I am grateful that Trevor Sudama in the June 7 T&T Guardian took the time to reply to my contribution “Diversification and the politician”. However, I wish to make a few comments on his response.
First, he asked whether the method of CL Financial’s entrepreneurship and pattern of foreign portfolio acquisition is the model to be followed in diversifying our economy and earning foreign exchange. Sudama sees this as acceptable if there are no such opportunities in the local economy.
If there are then we should be using our energy sector earnings (as I claimed that CL was using) to invest in the local economy to produce goods and services for export or import substitution thus earning or conserving foreign exchange.
The fundamental requirement of a small open economy is to earn foreign exchange to provide the necessary imports that we are incapable of producing ourselves. There are many ways of doing this; one is by getting foreign investment in the energy sector to exploit the petroleum resource and we benefit from the rents and the little employment produced.
Another is from the on-shore sector exporting, which is marginal given the traditional buymarkup- sell risk averse attitude of the private sector, that depends on the foreign exchange earnings of the energy sector and yet another, investment in the world at large (which we are encouraging NGC to do) which is the method used historically by the metropole in the hinterland that created our regional economies; another is licensing abroad locally developed intellectual property in other product value chains. The mix of investment opportunities in our democracy depends on the players; the government, the private sector and the intellectual support available locally.

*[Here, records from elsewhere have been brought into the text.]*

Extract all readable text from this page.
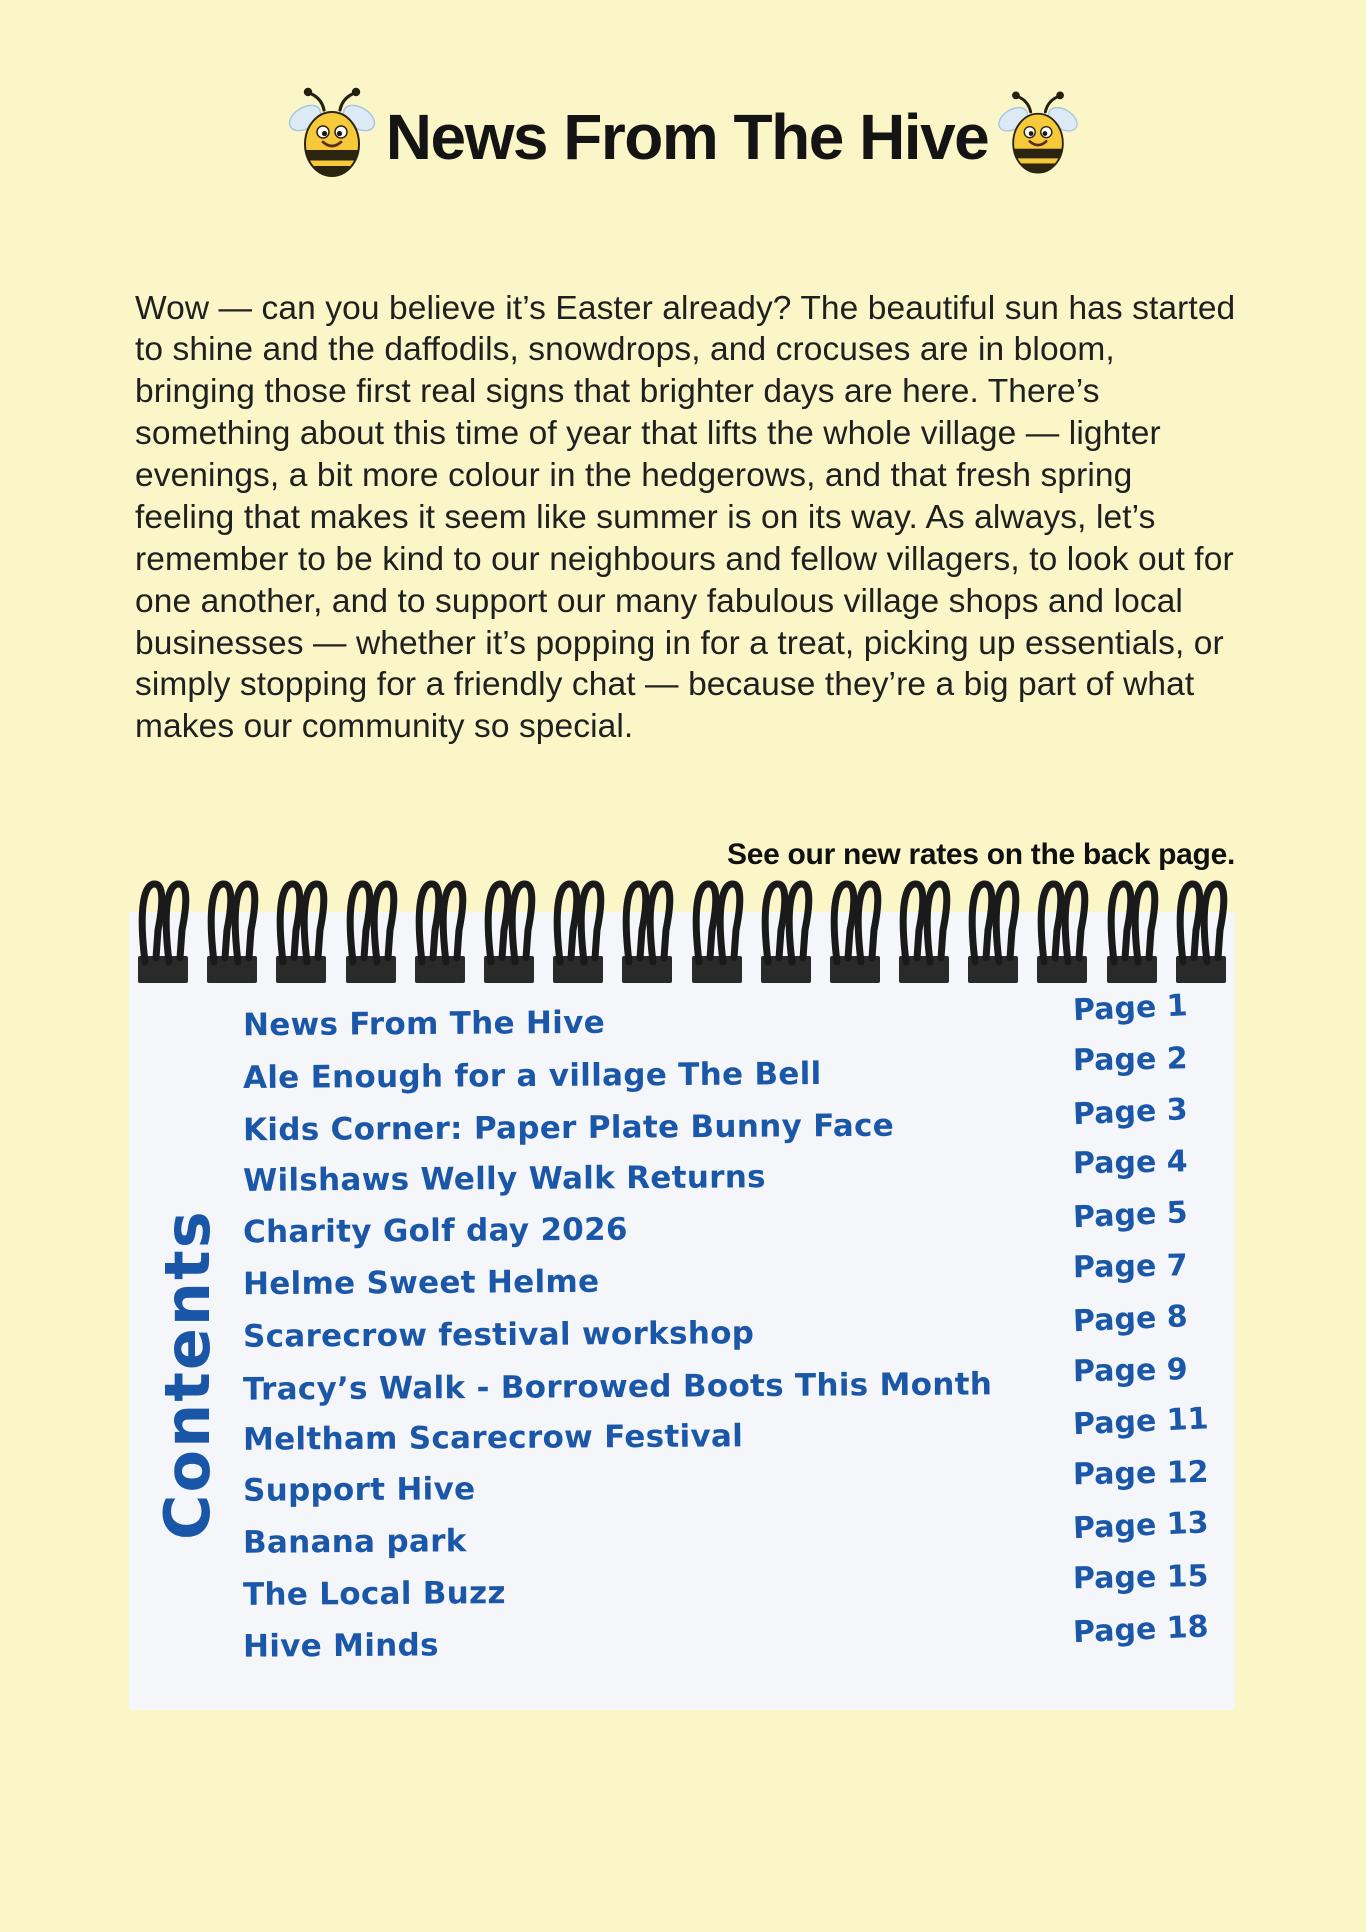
News From The Hive

Wow — can you believe it’s Easter already? The beautiful sun has started to shine and the daffodils, snowdrops, and crocuses are in bloom, bringing those first real signs that brighter days are here. There’s something about this time of year that lifts the whole village — lighter evenings, a bit more colour in the hedgerows, and that fresh spring feeling that makes it seem like summer is on its way. As always, let’s remember to be kind to our neighbours and fellow villagers, to look out for one another, and to support our many fabulous village shops and local businesses — whether it’s popping in for a treat, picking up essentials, or simply stopping for a friendly chat — because they’re a big part of what makes our community so special.

See our new rates on the back page.
Contents
News From The Hive	Page 1
Ale Enough for a village The Bell	Page 2
Kids Corner: Paper Plate Bunny Face	Page 3
Wilshaws Welly Walk Returns	Page 4
Charity Golf day 2026	Page 5
Helme Sweet Helme	Page 7
Scarecrow festival workshop	Page 8
Tracy’s Walk - Borrowed Boots This Month	Page 9
Meltham Scarecrow Festival	Page 11
Support Hive	Page 12
Banana park	Page 13
The Local Buzz	Page 15
Hive Minds	Page 18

Sudama tells us that the greater part of the financial resources used to acquire interests in foreign countries came from local savings placed in Clico and not energy sector earnings per se. CL Financial could not invest saved TT$s to buy, say, a methanol plant in Oman. Hence its “saved” TT$s had to be changed locally into US$s which were predominantly earned by the energy sector.
Hence, as the theory tells us, economic development of our small open economy is driven, not by the TT$s printed by the Central Bank or those created by the local commercial banks, but by the foreign exchange that is saved (the difference between that earned and that spent on imports).
Sudama tells us that though insurance money is to be invested to earn income, it is not equity capital.
This is indeed the tradition and as a result we have thriving insurance companies with massive deposits, of no help in this recession and which provide no economic development.
What CL Financial attempted to do was to invest these low risk funds in higher risk enterprise with the systemic risk being managed by the diversity of the markets in which they were invested.
Still, CL and other major financial companies in the world were clobbered by the collapse, not of one or two markets, but the global economy. Other governments understood the value of their companies and bailed them out, ours did not.
Finally, CL Financial earned foreign exchange and paid its depositors in say, TT$s. This exchange left foreign exchange in the local economy as did paying its local taxes.
Discussing the allegations of criminal behaviour by CL Financial’s shareholders is above my pay grade.